Introducing Copilot+ PCs
Windows on ARM & Compatibility
- Multiple comments clarify this is “normal” Windows 11 on ARM, not a locked‑down RT‑style variant.
- x86 (32‑bit) and x64 emulation already exist; latest “Prism” layer is claimed ~10–20% faster.
- Most regular apps reportedly work, with main exceptions: hardware drivers, kernel‑level anti‑cheat, and some DRM.
- Some note poor past experiences with Snapdragon Windows laptops (slow, buggy, weak battery), so they remain skeptical until independent reviews.
Performance vs Apple / Intel / AMD
- Big framing: Qualcomm Snapdragon X Elite/Plus trying to match or approach Apple Silicon on performance and battery.
- Several see this as the first serious ARM laptop push on Windows, enabled by OEM support (Dell, HP, Lenovo, Samsung, etc.).
- Others think benchmarks are cherry‑picked (e.g., comparing throttled M3 Air vs actively cooled Snapdragon) and expect parity with older, not latest, Apple chips.
- Intel/AMD also have NPUs; Microsoft says Copilot+ branding will extend to upcoming x86 laptops.
AI Features, Recall & Privacy
- AI branding is widely seen as overused; many view “AI PC” as primarily marketing.
- Some are genuinely excited about Recall (screen‑logging + semantic search) and OS‑level productivity features like automatic stand‑up summaries, real‑time translation, and “photographic memory.”
- Major pushback centers on privacy, surveillance, and legal exposure:
- Concerns about continuous screenshot logging, law‑enforcement access, corporate misuse, and future cloud syncing/backup of Recall data.
- Debate over warrants vs corporate cooperation, and the erosion of practical Fourth Amendment protections.

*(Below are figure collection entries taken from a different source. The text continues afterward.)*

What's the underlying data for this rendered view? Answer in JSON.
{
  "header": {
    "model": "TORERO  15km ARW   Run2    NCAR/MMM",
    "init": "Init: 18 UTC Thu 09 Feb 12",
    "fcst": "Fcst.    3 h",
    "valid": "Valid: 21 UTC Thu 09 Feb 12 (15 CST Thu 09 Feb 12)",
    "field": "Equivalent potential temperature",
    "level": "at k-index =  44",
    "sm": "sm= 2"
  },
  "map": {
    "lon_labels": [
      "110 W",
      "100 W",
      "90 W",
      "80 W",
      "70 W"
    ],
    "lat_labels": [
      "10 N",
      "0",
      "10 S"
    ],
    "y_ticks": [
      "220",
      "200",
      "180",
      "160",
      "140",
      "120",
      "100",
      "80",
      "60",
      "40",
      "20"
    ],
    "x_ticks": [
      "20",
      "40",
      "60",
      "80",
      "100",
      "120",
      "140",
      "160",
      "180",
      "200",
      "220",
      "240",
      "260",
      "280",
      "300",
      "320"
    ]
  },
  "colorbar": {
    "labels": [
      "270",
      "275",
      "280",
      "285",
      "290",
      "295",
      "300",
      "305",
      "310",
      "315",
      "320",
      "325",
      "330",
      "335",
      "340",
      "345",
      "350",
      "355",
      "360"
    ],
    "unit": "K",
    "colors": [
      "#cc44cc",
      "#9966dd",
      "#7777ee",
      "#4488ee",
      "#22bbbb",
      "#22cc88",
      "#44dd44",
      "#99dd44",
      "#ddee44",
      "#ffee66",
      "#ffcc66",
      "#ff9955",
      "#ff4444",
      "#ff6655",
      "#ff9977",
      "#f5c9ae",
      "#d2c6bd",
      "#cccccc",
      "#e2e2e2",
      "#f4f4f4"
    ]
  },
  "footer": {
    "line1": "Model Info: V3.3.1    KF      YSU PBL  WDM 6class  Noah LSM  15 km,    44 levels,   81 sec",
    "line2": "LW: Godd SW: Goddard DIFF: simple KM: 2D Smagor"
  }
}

- Skepticism that Microsoft can be trusted, given telemetry, ads in Windows, OneDrive auto‑sync behaviors, and security lapses.
- Some highlight that “local NPU” does not automatically equal privacy if data is still uploaded or retained indefinitely.
NPUs, Local Models & Usefulness
- NPUs (≈40+ TOPS) are framed as enabling on‑device OCR, background blur, translation, and small models; thread consensus is these machines won’t run very large LLMs locally.
- Several note that 7B models can run quantized in a few GB of RAM; 70B would require heavy quantization and lots of memory.
- A recurring theme: unclear real‑world benefit for average users vs hype; some liken this phase to the “3D TV” era.
Linux, Secure Boot & Pluton
- Interest in running Linux on these ARM laptops is high. Qualcomm is upstreaming support; Dell/Lenovo have some Linux‑friendly reputations.
- Past ARM laptops had rough Linux support (missing GPU accel, camera blobs, suspend issues), so expectations are cautious.
- Questions about UEFI, Secure Boot, and Microsoft Pluton: some fear tighter lockdown and loss of “general‑purpose computer” properties; others note ARM secure boot can now be disabled on some devices.
Branding, Windows Experience & Attitudes
- Heavy criticism of “Copilot” branding sprawl (GitHub Copilot, Microsoft 365 Copilot, OS Copilot, Copilot+ PCs) as confusing, echoing older .NET/Office/Skype naming messes.
- Many dislike modern Windows: ads, bloat, telemetry, unstable search; some say this pushes them toward macOS or Linux.
- There is visible enthusiasm from Windows fans happy to get ARM battery life and competition with Apple, but a roughly equal contingent sees “AI everywhere” and Recall as user‑hostile and potentially creating future e‑waste.